When they get back to the dorm Hoya heads straight to his room. As he shuts the door behind him he sees Dongwoo sitting quietly at his desk, hands clasped in his lap, staring at the pages in front of him. His pen lies on the top of the desk, slowly rolling towards the edge.
Dongwoo thought long and hard in the car, even as he smiled and laughed at Woohyun’s empty jokes. A couple months ago there had begun a sudden shifting of public opinion – there was a sudden exodus of members from the fan club, and previously consistent groups’ sales had plummeted. He had always figured that the shifting was just a phase, the temporary adjustment of someone who’s been sitting in the same position for too long, followed by the settling back into that same default.
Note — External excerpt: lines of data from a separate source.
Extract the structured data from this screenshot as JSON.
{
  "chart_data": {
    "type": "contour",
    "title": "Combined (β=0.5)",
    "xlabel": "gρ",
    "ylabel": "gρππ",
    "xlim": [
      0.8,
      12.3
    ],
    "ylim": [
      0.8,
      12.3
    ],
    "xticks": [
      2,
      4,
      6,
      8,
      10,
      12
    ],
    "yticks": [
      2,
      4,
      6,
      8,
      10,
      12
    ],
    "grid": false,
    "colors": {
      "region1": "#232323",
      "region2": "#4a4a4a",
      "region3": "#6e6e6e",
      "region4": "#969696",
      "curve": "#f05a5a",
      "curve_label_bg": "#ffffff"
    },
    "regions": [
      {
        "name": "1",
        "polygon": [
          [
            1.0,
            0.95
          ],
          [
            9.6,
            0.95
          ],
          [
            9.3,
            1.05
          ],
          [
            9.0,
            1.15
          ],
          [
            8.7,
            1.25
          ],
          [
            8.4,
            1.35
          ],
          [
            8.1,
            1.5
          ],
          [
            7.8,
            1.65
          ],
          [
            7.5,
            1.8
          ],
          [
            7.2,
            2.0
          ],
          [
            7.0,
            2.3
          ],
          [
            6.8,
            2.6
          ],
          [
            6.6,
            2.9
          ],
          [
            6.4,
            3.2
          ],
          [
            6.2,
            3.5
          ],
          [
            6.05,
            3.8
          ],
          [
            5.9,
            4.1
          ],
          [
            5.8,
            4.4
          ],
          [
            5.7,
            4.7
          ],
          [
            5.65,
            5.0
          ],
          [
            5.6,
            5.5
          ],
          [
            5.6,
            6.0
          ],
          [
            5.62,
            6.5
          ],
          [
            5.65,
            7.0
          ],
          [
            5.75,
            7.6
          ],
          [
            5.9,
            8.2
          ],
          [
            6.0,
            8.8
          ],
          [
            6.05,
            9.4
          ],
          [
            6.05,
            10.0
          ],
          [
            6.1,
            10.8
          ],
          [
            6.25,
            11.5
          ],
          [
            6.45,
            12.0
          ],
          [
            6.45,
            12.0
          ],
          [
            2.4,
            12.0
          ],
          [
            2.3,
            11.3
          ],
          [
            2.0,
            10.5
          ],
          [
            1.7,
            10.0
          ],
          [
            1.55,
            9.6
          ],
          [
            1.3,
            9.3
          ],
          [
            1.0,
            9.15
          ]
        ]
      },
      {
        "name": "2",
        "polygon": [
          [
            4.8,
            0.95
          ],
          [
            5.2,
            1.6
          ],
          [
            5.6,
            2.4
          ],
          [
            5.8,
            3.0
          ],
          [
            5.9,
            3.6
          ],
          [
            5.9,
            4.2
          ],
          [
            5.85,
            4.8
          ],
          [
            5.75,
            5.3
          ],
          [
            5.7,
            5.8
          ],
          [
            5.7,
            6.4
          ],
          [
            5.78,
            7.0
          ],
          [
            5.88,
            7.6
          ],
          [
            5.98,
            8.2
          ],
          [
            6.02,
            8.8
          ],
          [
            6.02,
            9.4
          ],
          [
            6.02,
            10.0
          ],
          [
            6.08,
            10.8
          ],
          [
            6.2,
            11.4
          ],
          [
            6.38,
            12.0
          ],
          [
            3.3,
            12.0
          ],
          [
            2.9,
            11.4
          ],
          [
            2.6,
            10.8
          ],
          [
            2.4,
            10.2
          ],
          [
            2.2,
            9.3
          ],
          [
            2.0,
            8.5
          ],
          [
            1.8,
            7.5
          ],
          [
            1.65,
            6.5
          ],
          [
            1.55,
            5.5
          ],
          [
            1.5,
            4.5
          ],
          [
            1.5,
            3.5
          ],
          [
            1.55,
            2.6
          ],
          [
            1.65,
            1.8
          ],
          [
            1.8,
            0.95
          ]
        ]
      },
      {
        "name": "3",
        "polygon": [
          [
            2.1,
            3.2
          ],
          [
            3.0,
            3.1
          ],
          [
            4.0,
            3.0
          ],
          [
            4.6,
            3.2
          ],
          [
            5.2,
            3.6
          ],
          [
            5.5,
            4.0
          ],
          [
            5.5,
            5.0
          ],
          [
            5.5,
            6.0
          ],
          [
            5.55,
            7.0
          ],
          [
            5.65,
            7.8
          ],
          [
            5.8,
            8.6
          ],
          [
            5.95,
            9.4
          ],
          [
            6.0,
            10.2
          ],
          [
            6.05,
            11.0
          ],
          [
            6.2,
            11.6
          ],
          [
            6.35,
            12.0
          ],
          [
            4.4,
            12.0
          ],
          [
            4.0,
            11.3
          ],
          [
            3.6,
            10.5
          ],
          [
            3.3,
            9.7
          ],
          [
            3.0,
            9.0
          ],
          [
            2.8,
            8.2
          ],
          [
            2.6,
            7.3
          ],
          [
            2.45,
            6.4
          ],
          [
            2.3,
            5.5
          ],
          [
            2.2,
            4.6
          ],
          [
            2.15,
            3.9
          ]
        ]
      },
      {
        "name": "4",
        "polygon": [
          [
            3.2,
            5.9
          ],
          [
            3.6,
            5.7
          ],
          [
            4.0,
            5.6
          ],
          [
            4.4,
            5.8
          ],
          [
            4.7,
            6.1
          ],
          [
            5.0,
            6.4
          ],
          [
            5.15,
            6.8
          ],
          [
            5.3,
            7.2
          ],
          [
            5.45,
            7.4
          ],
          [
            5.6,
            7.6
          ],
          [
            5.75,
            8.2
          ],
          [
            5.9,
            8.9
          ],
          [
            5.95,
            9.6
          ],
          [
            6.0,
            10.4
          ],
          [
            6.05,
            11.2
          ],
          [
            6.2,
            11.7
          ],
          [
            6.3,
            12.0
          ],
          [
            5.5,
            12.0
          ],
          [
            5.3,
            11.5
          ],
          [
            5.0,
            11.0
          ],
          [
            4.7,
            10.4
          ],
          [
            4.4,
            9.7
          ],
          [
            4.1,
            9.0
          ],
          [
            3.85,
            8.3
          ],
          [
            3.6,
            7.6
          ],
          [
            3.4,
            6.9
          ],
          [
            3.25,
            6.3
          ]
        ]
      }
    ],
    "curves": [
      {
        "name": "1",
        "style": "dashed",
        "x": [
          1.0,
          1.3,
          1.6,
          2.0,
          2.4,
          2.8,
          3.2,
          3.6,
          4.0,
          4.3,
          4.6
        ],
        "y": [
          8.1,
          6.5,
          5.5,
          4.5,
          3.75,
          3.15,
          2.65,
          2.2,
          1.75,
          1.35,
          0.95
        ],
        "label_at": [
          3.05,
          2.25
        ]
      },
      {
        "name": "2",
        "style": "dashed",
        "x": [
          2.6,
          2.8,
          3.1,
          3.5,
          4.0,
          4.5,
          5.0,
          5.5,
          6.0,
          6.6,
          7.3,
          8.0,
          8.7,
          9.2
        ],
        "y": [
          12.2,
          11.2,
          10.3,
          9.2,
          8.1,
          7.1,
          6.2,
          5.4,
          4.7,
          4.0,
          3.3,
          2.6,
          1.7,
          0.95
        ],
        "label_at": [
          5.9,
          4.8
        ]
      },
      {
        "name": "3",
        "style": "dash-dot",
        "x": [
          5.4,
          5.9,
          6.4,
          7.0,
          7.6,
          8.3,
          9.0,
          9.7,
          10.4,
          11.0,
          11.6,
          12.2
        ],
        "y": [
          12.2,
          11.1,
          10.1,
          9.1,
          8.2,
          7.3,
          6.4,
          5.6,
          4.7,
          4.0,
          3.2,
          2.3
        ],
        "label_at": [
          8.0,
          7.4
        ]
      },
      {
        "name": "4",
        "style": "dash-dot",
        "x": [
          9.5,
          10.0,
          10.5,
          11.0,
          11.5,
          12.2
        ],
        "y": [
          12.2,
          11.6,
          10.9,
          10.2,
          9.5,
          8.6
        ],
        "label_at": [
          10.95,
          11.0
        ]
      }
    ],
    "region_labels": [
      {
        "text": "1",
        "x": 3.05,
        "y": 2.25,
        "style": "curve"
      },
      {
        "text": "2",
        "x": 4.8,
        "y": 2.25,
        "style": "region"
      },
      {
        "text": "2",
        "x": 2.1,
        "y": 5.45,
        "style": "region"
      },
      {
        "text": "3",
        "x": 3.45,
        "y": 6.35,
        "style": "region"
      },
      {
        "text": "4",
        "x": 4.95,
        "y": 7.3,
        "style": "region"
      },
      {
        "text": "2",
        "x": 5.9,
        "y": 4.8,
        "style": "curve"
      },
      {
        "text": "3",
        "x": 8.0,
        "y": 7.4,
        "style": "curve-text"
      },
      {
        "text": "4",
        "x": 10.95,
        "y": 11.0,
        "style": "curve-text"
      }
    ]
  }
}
This loss, though, makes that harder to believe.
When he leans forward, there’s a familiar sharp pain in his stomach. He closes his eyes and tightens his interlocked fingers. Dongwoo thinks that has something, maybe everything, to do with why they lost tonight.
Dongwoo hears a door creak and opens his eyes, guiltily straightening up and grabbing his pen. Hoya’s standing the doorway of his bedroom, probably unable to sleep. The dark was too oppressive and the quiet too eerie.
“Practice at 4:30 tomorrow.”
It’s not a question, and right then Dongwoo is grateful for that. Something to take his mind off of the steady throbbing in his stomach. Something that makes him believe they can fight this together.
So he just smiles.
Hoya nods curtly and closes the door. It’s so quiet that Dongwoo can hear the tinny beeps of the alarm clock as Hoya sets his alarm for tomorrow. Dongwoo looks at the still blank sheet of paper in front of him, the words stuck in his mind for the first time, unable to flow out. It’s not that there’s nothing to say. There’s plenty. It’s just that Dongwoo’s scared to write it.
An hour later, the notebook is back in its compartment, the fresh ink of only two words seeping into its pages.
Hoya lies awake in his bed, eyes boring into the darkness as he slowly discerns diamond-patterned stitching on the mattress above him. Only 2 more hours. 2 hours until he can get up again. He can’t stand waiting that long, he can’t even sleep. All that he can do is stare defiantly into the darkness.